The governments of many countries take on massive debt, why can’t you? That seems to be popular reasoning these days as consumers have more household debt than ever before. As you make minimum monthly payments, it is easy to ignore your debt. However, we are going to show you why managing and getting out of debt is imperative.
You Are Basically Giving Your Money Away
When you do not have a plan for paying off your debt, it takes much longer to settle your account, and you pay much more. Let’s look at an example. For instance, you have a £5,000 credit card debt with 14% APR and a minimum monthly payment of £100. If you continue to pay £100 per month, it will take you over six years to pay off the debt, and you will pay £2,548 in interest. On the other hand, if you can pay £200 a month, the debt will be gone in two-and-a-half years, and you will pay less than £1,000 in interest.

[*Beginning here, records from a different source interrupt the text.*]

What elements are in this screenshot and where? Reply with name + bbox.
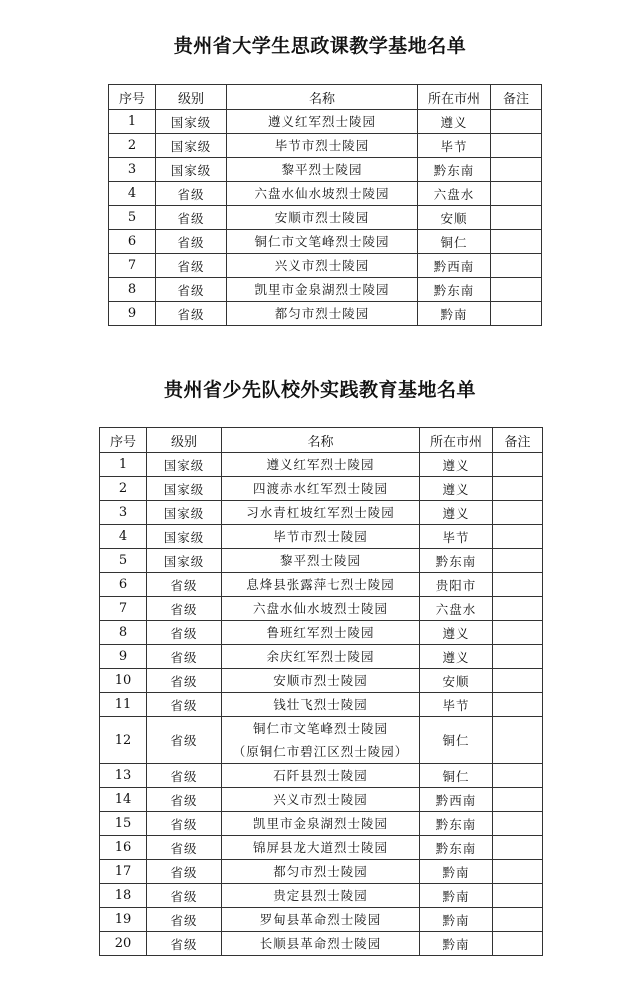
table-row	[100, 597, 543, 621]
cell-level: 省级	[156, 278, 227, 302]
cell-remarks	[493, 549, 543, 573]
cell-remarks	[491, 230, 542, 254]
cell-level: 省级	[147, 836, 222, 860]
table-row	[100, 501, 543, 525]
table-row	[100, 573, 543, 597]
header-serial-number: 序号	[109, 85, 156, 110]
cell-level: 省级	[147, 908, 222, 932]
table-header-row	[100, 428, 543, 453]
cell-name	[227, 254, 418, 278]
table-row	[109, 302, 542, 326]
cell-name-line: 黎平烈士陵园	[281, 162, 363, 177]
table-row	[100, 453, 543, 477]
cell-city: 贵阳市	[420, 573, 493, 597]
cell-name	[222, 645, 420, 669]
cell-level: 省级	[147, 860, 222, 884]
cell-level: 省级	[156, 230, 227, 254]
cell-name	[227, 278, 418, 302]
cell-serial-number: 20	[100, 932, 147, 956]
table-header-row	[109, 85, 542, 110]
cell-level: 省级	[147, 693, 222, 717]
header-name: 名称	[227, 85, 418, 110]
cell-level: 省级	[147, 573, 222, 597]
cell-name-line: 石阡县烈士陵园	[273, 768, 368, 783]
cell-remarks	[493, 908, 543, 932]
cell-city: 安顺	[418, 206, 491, 230]
cell-city: 六盘水	[418, 182, 491, 206]
cell-serial-number: 8	[100, 621, 147, 645]
cell-level: 省级	[147, 669, 222, 693]
table-row	[100, 860, 543, 884]
cell-serial-number: 9	[100, 645, 147, 669]
cell-name	[227, 302, 418, 326]
cell-level: 国家级	[156, 158, 227, 182]
cell-name-line: 遵义红军烈士陵园	[266, 457, 375, 472]
cell-remarks	[493, 525, 543, 549]
cell-city: 安顺	[420, 669, 493, 693]
cell-serial-number: 10	[100, 669, 147, 693]
cell-name-line: 凯里市金泉湖烈士陵园	[254, 282, 390, 297]
cell-name-line: 鲁班红军烈士陵园	[266, 625, 375, 640]
cell-remarks	[493, 836, 543, 860]
cell-city: 黔南	[420, 908, 493, 932]
cell-level: 国家级	[156, 134, 227, 158]
cell-level: 省级	[156, 206, 227, 230]
table-row	[100, 836, 543, 860]
table-row	[109, 206, 542, 230]
cell-remarks	[491, 134, 542, 158]
cell-city: 毕节	[418, 134, 491, 158]
cell-level: 省级	[156, 302, 227, 326]
cell-serial-number: 3	[100, 501, 147, 525]
cell-name	[222, 597, 420, 621]
header-serial-number: 序号	[100, 428, 147, 453]
university-bases-table	[108, 84, 542, 326]
cell-level: 省级	[147, 717, 222, 764]
cell-city: 毕节	[420, 693, 493, 717]
cell-name	[227, 134, 418, 158]
cell-name-line: 习水青杠坡红军烈士陵园	[246, 505, 395, 520]
table-row	[100, 621, 543, 645]
cell-serial-number: 4	[100, 525, 147, 549]
header-city: 所在市州	[418, 85, 491, 110]
header-remarks: 备注	[491, 85, 542, 110]
cell-name	[222, 717, 420, 764]
cell-level: 省级	[156, 254, 227, 278]
cell-remarks	[493, 453, 543, 477]
cell-city: 黔南	[418, 302, 491, 326]
cell-remarks	[491, 182, 542, 206]
cell-level: 省级	[147, 764, 222, 788]
table-row	[109, 158, 542, 182]
cell-remarks	[491, 302, 542, 326]
cell-name-line: （原铜仁市碧江区烈士陵园）	[232, 744, 409, 759]
cell-name	[227, 110, 418, 134]
cell-serial-number: 4	[109, 182, 156, 206]
cell-serial-number: 16	[100, 836, 147, 860]
cell-serial-number: 1	[109, 110, 156, 134]
cell-name-line: 长顺县革命烈士陵园	[259, 936, 382, 951]
header-name: 名称	[222, 428, 420, 453]
header-remarks: 备注	[493, 428, 543, 453]
cell-name	[227, 158, 418, 182]
cell-level: 省级	[147, 788, 222, 812]
cell-level: 国家级	[147, 453, 222, 477]
cell-level: 省级	[147, 884, 222, 908]
cell-remarks	[493, 693, 543, 717]
cell-level: 国家级	[147, 501, 222, 525]
cell-level: 国家级	[147, 477, 222, 501]
cell-serial-number: 7	[100, 597, 147, 621]
table-row	[109, 230, 542, 254]
cell-serial-number: 19	[100, 908, 147, 932]
cell-name-line: 铜仁市文笔峰烈士陵园	[252, 721, 388, 736]
cell-serial-number: 2	[109, 134, 156, 158]
table-row	[100, 932, 543, 956]
cell-serial-number: 14	[100, 788, 147, 812]
table-row	[100, 884, 543, 908]
cell-serial-number: 13	[100, 764, 147, 788]
cell-remarks	[493, 812, 543, 836]
cell-name	[222, 501, 420, 525]
cell-serial-number: 5	[109, 206, 156, 230]
cell-city: 黔东南	[420, 812, 493, 836]
cell-name-line: 毕节市烈士陵园	[273, 529, 368, 544]
cell-remarks	[493, 621, 543, 645]
cell-name-line: 锦屏县龙大道烈士陵园	[252, 840, 388, 855]
cell-serial-number: 9	[109, 302, 156, 326]
cell-city: 黔南	[420, 932, 493, 956]
cell-name	[227, 206, 418, 230]
table-row	[109, 182, 542, 206]
cell-name	[222, 788, 420, 812]
table-row	[100, 788, 543, 812]
cell-level: 省级	[147, 645, 222, 669]
cell-name	[227, 182, 418, 206]
cell-serial-number: 7	[109, 254, 156, 278]
cell-serial-number: 15	[100, 812, 147, 836]
cell-remarks	[493, 645, 543, 669]
table-row	[109, 254, 542, 278]
cell-name	[222, 812, 420, 836]
cell-city: 毕节	[420, 525, 493, 549]
cell-level: 省级	[147, 812, 222, 836]
cell-remarks	[493, 669, 543, 693]
cell-remarks	[491, 206, 542, 230]
cell-serial-number: 8	[109, 278, 156, 302]
cell-name-line: 兴义市烈士陵园	[273, 792, 368, 807]
cell-city: 黔南	[420, 860, 493, 884]
cell-remarks	[493, 860, 543, 884]
table-row	[109, 110, 542, 134]
cell-serial-number: 11	[100, 693, 147, 717]
cell-name	[222, 477, 420, 501]
cell-name-line: 凯里市金泉湖烈士陵园	[252, 816, 388, 831]
cell-remarks	[493, 597, 543, 621]
cell-city: 黔西南	[418, 254, 491, 278]
cell-name-line: 钱壮飞烈士陵园	[273, 697, 368, 712]
cell-name	[222, 860, 420, 884]
cell-name	[222, 525, 420, 549]
cell-city: 黔东南	[418, 158, 491, 182]
cell-city: 遵义	[420, 477, 493, 501]
cell-name-line: 兴义市烈士陵园	[274, 258, 370, 273]
cell-remarks	[491, 110, 542, 134]
cell-city: 黔西南	[420, 788, 493, 812]
table-row	[100, 525, 543, 549]
cell-name-line: 安顺市烈士陵园	[273, 673, 368, 688]
table-row	[109, 278, 542, 302]
cell-city: 黔东南	[420, 836, 493, 860]
cell-name-line: 安顺市烈士陵园	[274, 210, 370, 225]
cell-level: 国家级	[147, 525, 222, 549]
cell-name	[222, 669, 420, 693]
cell-serial-number: 2	[100, 477, 147, 501]
cell-city: 黔东南	[420, 549, 493, 573]
table-row	[100, 693, 543, 717]
cell-remarks	[493, 788, 543, 812]
cell-city: 黔南	[420, 884, 493, 908]
header-level: 级别	[147, 428, 222, 453]
table-row	[109, 134, 542, 158]
cell-name	[222, 932, 420, 956]
cell-name	[227, 230, 418, 254]
cell-name	[222, 764, 420, 788]
cell-serial-number: 6	[100, 573, 147, 597]
cell-name	[222, 884, 420, 908]
cell-name-line: 余庆红军烈士陵园	[266, 649, 375, 664]
cell-city: 铜仁	[420, 717, 493, 764]
header-level: 级别	[156, 85, 227, 110]
cell-city: 六盘水	[420, 597, 493, 621]
cell-city: 铜仁	[420, 764, 493, 788]
table-row	[100, 549, 543, 573]
table-row	[100, 908, 543, 932]
cell-name-line: 都匀市烈士陵园	[273, 864, 368, 879]
table-row	[100, 477, 543, 501]
cell-city: 遵义	[420, 645, 493, 669]
cell-remarks	[493, 717, 543, 764]
cell-serial-number: 18	[100, 884, 147, 908]
cell-remarks	[493, 477, 543, 501]
cell-name-line: 息烽县张露萍七烈士陵园	[246, 577, 395, 592]
cell-level: 国家级	[147, 549, 222, 573]
cell-serial-number: 1	[100, 453, 147, 477]
cell-name-line: 罗甸县革命烈士陵园	[259, 912, 382, 927]
cell-remarks	[493, 501, 543, 525]
cell-name	[222, 453, 420, 477]
cell-serial-number: 17	[100, 860, 147, 884]
cell-name-line: 都匀市烈士陵园	[274, 306, 370, 321]
young-pioneer-bases-table	[99, 427, 543, 956]
cell-level: 省级	[156, 182, 227, 206]
cell-level: 国家级	[156, 110, 227, 134]
cell-remarks	[493, 884, 543, 908]
cell-level: 省级	[147, 621, 222, 645]
cell-name-line: 六盘水仙水坡烈士陵园	[254, 186, 390, 201]
cell-name-line: 四渡赤水红军烈士陵园	[252, 481, 388, 496]
cell-remarks	[491, 158, 542, 182]
cell-level: 省级	[147, 932, 222, 956]
cell-serial-number: 6	[109, 230, 156, 254]
cell-name	[222, 693, 420, 717]
cell-name-line: 黎平烈士陵园	[279, 553, 361, 568]
cell-city: 黔东南	[418, 278, 491, 302]
cell-serial-number: 5	[100, 549, 147, 573]
document-title-young-pioneer-bases: 贵州省少先队校外实践教育基地名单	[163, 379, 476, 401]
cell-name-line: 遵义红军烈士陵园	[267, 114, 376, 129]
cell-remarks	[493, 932, 543, 956]
cell-name	[222, 549, 420, 573]
cell-name	[222, 836, 420, 860]
cell-city: 遵义	[420, 621, 493, 645]
cell-name-line: 毕节市烈士陵园	[274, 138, 370, 153]
document-title-university-bases: 贵州省大学生思政课教学基地名单	[173, 35, 467, 57]
cell-city: 遵义	[418, 110, 491, 134]
cell-level: 省级	[147, 597, 222, 621]
cell-remarks	[491, 278, 542, 302]
table-row	[100, 645, 543, 669]
cell-city: 遵义	[420, 501, 493, 525]
cell-name	[222, 908, 420, 932]
cell-name	[222, 621, 420, 645]
cell-remarks	[493, 573, 543, 597]
table-row	[100, 812, 543, 836]
cell-serial-number: 12	[100, 717, 147, 764]
cell-city: 铜仁	[418, 230, 491, 254]
header-city: 所在市州	[420, 428, 493, 453]
cell-remarks	[493, 764, 543, 788]
table-row	[100, 717, 543, 764]
cell-name-line: 铜仁市文笔峰烈士陵园	[254, 234, 390, 249]
table-row	[100, 669, 543, 693]
cell-remarks	[491, 254, 542, 278]
cell-serial-number: 3	[109, 158, 156, 182]
cell-city: 遵义	[420, 453, 493, 477]
cell-name-line: 贵定县烈士陵园	[273, 888, 368, 903]
cell-name-line: 六盘水仙水坡烈士陵园	[252, 601, 388, 616]
cell-name	[222, 573, 420, 597]
table-row	[100, 764, 543, 788]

Be Prepared for Emergencies
Many of us are okay with just scraping by…until disaster strikes. Whether your truck blows a head gasket, you need to fly to visit a terminally ill loved one, or you break a leg, unexpected expenses can throw a family into turmoil. And, when you have a ton of debt, you may be in even worse shape.
Part of managing your debt sensibly is being prepared for these emergencies so you do not have to go into even more debt to deal with them. This might mean squirreling away a thousand dollars before you start making extra payments. This will also go a long way in giving you peace of mind.
What Are You Going To Do when You Retire?
If you’re in your 20s or 30s, you probably haven’t given retirement much thought. And, as we get used to ignoring retirement and taking on house payments, plans for saving towards retirement fall to the wayside. What will you do when you are 65 and unable to work any longer?
When you have your debt under control, it is easier for you to start saving for retirement. And, the sooner you start, the more comfortable your twilight years will be. For example, if you are 30 and start putting away $200 per month in mutual funds with a strong track record (10+ percent annual growth rate), you can expect to have over £76,000 per year (for 20 years) to tide you over when you retire at 65.